Рассказывают, вернувшись в Россию, автор, заявил: эта книга должна лежать у каждого на столе. Не знаю. насколько это достоверно, хотя самооценке и характеру автора соответствует. Но вот покойный ныне Владимир Максимов писал: это не просто провал, это сокрушительный провал. Я читал первый «узел», «Август четырнадцатого года» в рукописи, когда там еще не было тех 300 страниц об убийстве Столыпина и обо всем, что с этим в его трактовке связано. И после «Ивана Денисовича», дышащего живой жизнью, показалось мне все это натужным, очень литературным и просто скучным. Но когда в годы перестройки труд этот был у нас издан, я стал читать его заново. Нет, не художник писал это и не историк, а грозный судия, на каждой странице — перст указующий: быть посему! Истории отныне быть такой, как я начертал и всем вам знать предписываю. Впрочем, кто только не насиловал историю, кто ни пригибал ее в свою сторону, по каким лекалам ее ни кроили. И пока медленно продвигался я от «узла» к «узлу», все мне бессмертный Гоголь нет-нет да и вспомнится: как въехал Чичиков в губернский город NN и «два русские мужика, стоявшие у дверей кабака против гостиницы, сделали кое-какие замечания, относившиеся более к экипажу, чем к сидевшему в нем. „Вишь ты, — сказал один другому, — вон какое колесо! Что ты думаешь, доедет то колесо, если б случилось, в Москву или не доедет?“ „Доедет“. — отвечал другой. „А в Казань-то, я думаю, не доедет?“ — „В Казань не доедет“, — отвечал другой». В недавней своей статье «Потемщики света не ищут» (Кто — потемщики? Кто — свет?) Солженицын писал озабоченно: «Но вот сейчас явно избранно: опорочить меня как личность, заляпать, растоптать само мое имя.(А с таимой надеждой — и саму будущую жизнь моих книг?)» О личности разговор еще продолжится, а что касается книг… Ему ли не знать, что это невозможно. Весь пропагандистский аппарат второй сверхдержавы мира был брошен на то, чтобы растоптать маленькую его повесть «Один день Ивана Денисовича». И что, каков результат?

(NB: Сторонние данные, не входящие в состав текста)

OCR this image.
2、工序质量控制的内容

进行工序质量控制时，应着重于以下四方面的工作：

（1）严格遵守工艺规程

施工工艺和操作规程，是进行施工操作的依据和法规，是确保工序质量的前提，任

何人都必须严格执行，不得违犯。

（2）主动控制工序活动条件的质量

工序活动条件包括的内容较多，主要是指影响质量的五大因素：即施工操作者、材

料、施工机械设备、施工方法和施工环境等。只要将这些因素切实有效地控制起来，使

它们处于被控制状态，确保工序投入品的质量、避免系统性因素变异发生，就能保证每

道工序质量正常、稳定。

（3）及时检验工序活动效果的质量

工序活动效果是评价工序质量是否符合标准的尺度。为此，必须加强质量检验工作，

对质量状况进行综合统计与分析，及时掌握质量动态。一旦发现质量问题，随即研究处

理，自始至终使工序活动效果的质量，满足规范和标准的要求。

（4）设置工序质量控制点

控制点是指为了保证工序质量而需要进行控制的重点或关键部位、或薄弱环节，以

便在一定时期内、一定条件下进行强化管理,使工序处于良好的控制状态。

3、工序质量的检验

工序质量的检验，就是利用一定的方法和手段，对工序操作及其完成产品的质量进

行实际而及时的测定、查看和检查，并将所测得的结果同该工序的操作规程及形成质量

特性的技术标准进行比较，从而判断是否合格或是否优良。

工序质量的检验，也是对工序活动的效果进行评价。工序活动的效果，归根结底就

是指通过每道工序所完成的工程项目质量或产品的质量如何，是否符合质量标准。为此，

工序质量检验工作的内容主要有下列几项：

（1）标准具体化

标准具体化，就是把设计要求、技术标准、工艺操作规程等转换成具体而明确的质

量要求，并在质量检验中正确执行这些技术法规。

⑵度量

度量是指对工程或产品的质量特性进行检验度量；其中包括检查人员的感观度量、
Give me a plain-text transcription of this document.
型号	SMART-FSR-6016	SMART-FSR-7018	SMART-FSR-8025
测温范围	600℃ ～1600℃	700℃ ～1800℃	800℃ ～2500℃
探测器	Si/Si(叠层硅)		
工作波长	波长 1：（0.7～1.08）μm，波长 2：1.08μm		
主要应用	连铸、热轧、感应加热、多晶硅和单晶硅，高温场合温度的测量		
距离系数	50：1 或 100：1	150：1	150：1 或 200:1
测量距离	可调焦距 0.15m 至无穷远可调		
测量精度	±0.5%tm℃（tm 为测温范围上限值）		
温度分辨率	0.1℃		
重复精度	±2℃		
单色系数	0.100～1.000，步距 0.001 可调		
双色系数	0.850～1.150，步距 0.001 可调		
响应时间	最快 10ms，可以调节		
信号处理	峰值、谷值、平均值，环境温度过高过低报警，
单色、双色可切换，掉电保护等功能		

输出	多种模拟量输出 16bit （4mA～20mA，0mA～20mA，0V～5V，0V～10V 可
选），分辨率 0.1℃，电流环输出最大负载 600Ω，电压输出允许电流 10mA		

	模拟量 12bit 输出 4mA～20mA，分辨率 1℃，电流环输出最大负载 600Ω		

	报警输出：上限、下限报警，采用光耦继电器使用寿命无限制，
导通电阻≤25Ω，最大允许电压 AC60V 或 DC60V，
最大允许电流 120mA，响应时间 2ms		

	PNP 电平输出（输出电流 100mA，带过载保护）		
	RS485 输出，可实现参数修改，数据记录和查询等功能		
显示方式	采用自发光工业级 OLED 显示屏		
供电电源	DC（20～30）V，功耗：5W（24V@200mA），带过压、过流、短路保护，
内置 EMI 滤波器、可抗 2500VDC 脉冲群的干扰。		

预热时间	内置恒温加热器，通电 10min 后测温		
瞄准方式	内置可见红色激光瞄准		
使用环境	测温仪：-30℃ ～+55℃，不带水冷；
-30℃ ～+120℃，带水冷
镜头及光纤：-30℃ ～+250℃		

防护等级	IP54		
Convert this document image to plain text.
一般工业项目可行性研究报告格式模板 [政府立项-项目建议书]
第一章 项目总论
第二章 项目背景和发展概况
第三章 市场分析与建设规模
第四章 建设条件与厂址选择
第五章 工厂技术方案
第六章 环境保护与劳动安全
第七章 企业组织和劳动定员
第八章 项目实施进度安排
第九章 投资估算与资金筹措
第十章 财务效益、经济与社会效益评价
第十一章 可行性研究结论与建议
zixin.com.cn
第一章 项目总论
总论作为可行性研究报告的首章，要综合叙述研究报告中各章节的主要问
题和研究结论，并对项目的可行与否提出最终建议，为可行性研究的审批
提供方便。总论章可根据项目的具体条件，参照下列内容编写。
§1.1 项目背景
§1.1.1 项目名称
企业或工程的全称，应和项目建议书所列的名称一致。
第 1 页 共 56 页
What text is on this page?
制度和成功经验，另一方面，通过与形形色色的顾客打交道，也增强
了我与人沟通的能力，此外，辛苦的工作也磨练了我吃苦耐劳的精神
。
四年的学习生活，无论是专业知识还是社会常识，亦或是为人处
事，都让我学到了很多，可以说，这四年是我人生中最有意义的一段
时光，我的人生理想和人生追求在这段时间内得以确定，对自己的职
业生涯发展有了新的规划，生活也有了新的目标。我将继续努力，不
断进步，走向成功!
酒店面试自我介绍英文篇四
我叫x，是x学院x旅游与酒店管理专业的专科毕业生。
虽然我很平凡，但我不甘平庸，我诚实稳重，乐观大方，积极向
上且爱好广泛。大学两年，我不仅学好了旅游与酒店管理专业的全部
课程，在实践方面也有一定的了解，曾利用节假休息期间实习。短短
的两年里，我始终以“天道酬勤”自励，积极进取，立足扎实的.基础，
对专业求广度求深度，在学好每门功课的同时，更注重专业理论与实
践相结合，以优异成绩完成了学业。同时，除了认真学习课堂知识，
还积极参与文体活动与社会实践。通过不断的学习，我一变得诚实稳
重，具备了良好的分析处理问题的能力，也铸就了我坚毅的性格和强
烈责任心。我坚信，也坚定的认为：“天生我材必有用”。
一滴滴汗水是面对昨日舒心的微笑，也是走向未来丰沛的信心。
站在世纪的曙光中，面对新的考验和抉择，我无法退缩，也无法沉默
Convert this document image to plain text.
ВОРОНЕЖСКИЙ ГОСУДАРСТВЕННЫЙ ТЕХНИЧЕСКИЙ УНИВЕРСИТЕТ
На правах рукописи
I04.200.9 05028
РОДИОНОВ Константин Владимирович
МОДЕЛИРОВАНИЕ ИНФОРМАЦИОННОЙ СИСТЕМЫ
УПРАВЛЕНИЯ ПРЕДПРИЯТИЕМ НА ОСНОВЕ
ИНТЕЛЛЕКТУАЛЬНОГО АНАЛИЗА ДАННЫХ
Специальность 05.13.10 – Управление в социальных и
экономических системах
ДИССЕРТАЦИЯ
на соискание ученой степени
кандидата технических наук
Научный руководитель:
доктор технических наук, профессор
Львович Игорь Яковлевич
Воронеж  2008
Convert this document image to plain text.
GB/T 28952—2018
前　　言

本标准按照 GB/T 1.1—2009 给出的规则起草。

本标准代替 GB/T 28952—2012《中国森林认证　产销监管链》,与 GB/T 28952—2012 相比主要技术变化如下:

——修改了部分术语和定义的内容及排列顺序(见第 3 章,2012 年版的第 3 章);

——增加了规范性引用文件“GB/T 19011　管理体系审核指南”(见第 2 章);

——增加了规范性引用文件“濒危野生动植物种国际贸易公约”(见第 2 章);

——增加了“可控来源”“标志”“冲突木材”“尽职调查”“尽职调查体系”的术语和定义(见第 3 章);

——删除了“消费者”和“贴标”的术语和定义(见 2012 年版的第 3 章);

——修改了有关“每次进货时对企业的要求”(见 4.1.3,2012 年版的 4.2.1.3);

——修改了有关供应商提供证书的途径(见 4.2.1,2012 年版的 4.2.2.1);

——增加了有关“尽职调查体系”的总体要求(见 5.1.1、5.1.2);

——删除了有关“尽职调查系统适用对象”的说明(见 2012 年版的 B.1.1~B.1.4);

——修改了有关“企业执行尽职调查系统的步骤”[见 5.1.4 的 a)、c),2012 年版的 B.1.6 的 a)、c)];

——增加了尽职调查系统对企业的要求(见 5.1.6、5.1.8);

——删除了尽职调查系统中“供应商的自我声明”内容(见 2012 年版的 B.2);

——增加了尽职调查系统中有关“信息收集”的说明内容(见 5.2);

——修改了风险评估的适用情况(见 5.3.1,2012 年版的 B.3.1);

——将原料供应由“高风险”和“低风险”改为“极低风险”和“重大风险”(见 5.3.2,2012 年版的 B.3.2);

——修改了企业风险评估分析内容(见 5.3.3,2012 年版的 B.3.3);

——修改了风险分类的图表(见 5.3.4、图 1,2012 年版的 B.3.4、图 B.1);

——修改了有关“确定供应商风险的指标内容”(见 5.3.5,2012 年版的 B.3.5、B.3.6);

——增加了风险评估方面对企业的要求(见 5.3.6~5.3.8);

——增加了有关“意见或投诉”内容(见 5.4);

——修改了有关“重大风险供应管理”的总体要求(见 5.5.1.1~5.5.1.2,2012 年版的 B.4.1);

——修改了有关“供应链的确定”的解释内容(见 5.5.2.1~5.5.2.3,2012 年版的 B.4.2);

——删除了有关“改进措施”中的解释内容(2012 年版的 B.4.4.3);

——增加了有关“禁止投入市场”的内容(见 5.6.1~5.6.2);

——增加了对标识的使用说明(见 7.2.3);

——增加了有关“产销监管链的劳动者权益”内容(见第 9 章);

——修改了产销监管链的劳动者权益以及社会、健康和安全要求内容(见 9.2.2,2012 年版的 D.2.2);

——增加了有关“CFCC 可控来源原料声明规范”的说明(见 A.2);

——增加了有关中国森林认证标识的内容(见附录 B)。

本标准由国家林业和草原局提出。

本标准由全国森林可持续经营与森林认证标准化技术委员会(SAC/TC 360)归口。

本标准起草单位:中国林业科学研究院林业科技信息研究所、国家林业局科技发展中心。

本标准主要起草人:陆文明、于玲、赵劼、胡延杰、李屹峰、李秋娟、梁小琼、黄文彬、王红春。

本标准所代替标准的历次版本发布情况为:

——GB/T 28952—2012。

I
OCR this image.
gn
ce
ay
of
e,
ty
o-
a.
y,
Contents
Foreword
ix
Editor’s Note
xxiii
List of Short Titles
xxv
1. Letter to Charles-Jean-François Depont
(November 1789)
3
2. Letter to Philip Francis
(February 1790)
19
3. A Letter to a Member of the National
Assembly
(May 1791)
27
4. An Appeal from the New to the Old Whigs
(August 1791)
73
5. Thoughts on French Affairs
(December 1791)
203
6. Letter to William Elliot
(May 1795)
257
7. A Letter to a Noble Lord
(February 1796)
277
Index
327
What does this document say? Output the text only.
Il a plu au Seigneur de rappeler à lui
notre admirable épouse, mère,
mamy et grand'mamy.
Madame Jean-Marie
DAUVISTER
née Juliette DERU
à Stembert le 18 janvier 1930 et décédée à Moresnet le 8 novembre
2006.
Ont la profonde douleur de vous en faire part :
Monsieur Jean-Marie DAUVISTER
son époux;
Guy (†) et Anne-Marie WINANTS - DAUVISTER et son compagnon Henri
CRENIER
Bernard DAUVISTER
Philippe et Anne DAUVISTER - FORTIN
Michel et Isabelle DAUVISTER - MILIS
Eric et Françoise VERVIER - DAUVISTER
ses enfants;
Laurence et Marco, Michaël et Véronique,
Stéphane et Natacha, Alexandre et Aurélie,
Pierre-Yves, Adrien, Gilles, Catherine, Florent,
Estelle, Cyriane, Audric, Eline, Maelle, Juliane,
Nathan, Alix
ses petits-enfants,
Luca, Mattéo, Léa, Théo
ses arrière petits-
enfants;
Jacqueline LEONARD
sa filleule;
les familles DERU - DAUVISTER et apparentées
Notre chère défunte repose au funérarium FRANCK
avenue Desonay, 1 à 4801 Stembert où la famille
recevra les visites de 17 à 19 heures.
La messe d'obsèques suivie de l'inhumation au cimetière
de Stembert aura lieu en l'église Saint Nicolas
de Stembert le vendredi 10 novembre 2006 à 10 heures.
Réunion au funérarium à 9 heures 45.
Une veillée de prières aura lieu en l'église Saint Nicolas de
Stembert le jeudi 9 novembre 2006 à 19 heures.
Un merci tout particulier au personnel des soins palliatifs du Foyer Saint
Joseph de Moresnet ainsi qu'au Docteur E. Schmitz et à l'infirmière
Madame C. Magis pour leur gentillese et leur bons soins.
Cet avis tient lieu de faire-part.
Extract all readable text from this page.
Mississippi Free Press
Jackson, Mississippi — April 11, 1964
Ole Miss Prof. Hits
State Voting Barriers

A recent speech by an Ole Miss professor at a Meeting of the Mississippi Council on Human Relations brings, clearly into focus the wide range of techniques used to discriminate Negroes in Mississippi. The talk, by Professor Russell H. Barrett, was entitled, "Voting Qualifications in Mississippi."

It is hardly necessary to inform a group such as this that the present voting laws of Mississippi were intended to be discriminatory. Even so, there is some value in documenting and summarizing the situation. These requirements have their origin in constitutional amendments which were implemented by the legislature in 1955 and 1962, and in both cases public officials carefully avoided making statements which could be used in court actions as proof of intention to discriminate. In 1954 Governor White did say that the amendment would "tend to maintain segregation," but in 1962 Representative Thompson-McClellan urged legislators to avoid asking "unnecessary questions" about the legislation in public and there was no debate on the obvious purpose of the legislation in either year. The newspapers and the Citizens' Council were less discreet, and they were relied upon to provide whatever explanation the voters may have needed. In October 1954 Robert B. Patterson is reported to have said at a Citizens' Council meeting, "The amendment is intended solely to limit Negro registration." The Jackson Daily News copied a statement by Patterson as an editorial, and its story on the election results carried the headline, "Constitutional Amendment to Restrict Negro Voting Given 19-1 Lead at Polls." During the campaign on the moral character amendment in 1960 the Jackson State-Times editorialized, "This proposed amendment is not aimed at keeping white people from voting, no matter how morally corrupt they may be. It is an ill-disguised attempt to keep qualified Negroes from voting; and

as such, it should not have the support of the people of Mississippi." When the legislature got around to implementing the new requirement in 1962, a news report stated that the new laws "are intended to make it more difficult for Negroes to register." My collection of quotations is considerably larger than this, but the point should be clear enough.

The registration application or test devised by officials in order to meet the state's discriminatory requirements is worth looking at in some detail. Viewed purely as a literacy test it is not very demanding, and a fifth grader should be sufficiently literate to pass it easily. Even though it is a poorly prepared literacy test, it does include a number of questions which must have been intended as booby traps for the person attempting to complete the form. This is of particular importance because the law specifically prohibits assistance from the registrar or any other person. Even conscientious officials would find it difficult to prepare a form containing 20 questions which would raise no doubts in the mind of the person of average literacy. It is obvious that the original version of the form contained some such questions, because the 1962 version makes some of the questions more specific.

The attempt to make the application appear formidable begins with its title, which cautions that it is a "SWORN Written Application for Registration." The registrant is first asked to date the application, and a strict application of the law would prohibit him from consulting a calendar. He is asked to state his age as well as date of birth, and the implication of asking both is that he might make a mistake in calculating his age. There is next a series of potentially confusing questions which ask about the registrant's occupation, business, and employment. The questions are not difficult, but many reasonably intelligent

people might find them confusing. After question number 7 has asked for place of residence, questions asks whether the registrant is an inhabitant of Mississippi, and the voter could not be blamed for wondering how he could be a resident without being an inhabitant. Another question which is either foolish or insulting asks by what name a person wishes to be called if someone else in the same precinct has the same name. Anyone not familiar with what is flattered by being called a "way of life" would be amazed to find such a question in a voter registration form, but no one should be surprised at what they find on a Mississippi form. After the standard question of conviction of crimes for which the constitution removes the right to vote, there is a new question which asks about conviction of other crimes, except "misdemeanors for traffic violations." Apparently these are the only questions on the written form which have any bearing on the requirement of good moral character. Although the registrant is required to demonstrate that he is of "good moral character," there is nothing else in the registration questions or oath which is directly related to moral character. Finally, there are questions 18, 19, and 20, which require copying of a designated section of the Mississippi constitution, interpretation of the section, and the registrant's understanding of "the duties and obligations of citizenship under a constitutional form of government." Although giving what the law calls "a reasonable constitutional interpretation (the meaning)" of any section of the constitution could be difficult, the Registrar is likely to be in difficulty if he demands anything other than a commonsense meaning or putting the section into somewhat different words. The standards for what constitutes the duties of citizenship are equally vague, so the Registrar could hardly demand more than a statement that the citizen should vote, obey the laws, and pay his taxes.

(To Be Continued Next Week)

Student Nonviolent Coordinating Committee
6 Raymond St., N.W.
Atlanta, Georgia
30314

И книга, и автор всемирно прославились, автор был удостоен Нобелевской премии. И сейчас, когда прошли десятилетия и времена переменились, книга жива, потому что она талантлива, она включена в школьные программы наряду со многими запрещенными при советской власти книгами. Разумеется, политическое значение ее, эхо того взрыва отлетело, если бы сегодня постучались ею в дверь Нобелевского комитета, очень может быть, дверь приоткрылась бы на цепочку, не более: «Вам кого?» Будущая жизнь книг неподвластна ни «сверхусильному напору» (выражение Солженицына) авторов, ни суждениям современников, ни властителям, она во — власти Времени. И только Времени.
Роман «Раковый корпус» я читал в рукописи, т. е. напечатанный на пишущей машинке, на тонкой бумаге, через один интервал. Запрещенная рукопись, которую дают тебе на ночь, максимум — на две ночи, имеет особую силу притяжения. Но не скажу, чтобы «Раковый корпус» поразил меня, с «Иваном Денисовичем» равнять его было нельзя. Но уже разворачивалась травля Солженицына, собралась секция прозы Московского отделения Союза писателей, я пришел на заседание, назвал позором, что книгу эту не разрешают печатать, сказал Солженицыну (он сидел за маленьким столом президиума, я стоял рядом), что какие бы гонения ни ждали его впереди, ему еще многие позавидуют. Хотел еще что-то сказать, да забыл. «Говорите, говорите!» — попросил он. В годы перестройки, будучи редактором журнала «Знамя», я хотел напечатать «Раковый корпус», вспомнив все это, но Солженицын отдал его в «Новый мир» Залыгину, который в годы гонений, подписал то палаческое письмо в «Правде» против него и Сахарова. Чем руководствовался автор романа, не знаю, возможно, обнаружилось родство душ. И совсем по-другому читал я роман «В круге первом», произвел он сильное впечатление. Но вот — перестройка, роман издан.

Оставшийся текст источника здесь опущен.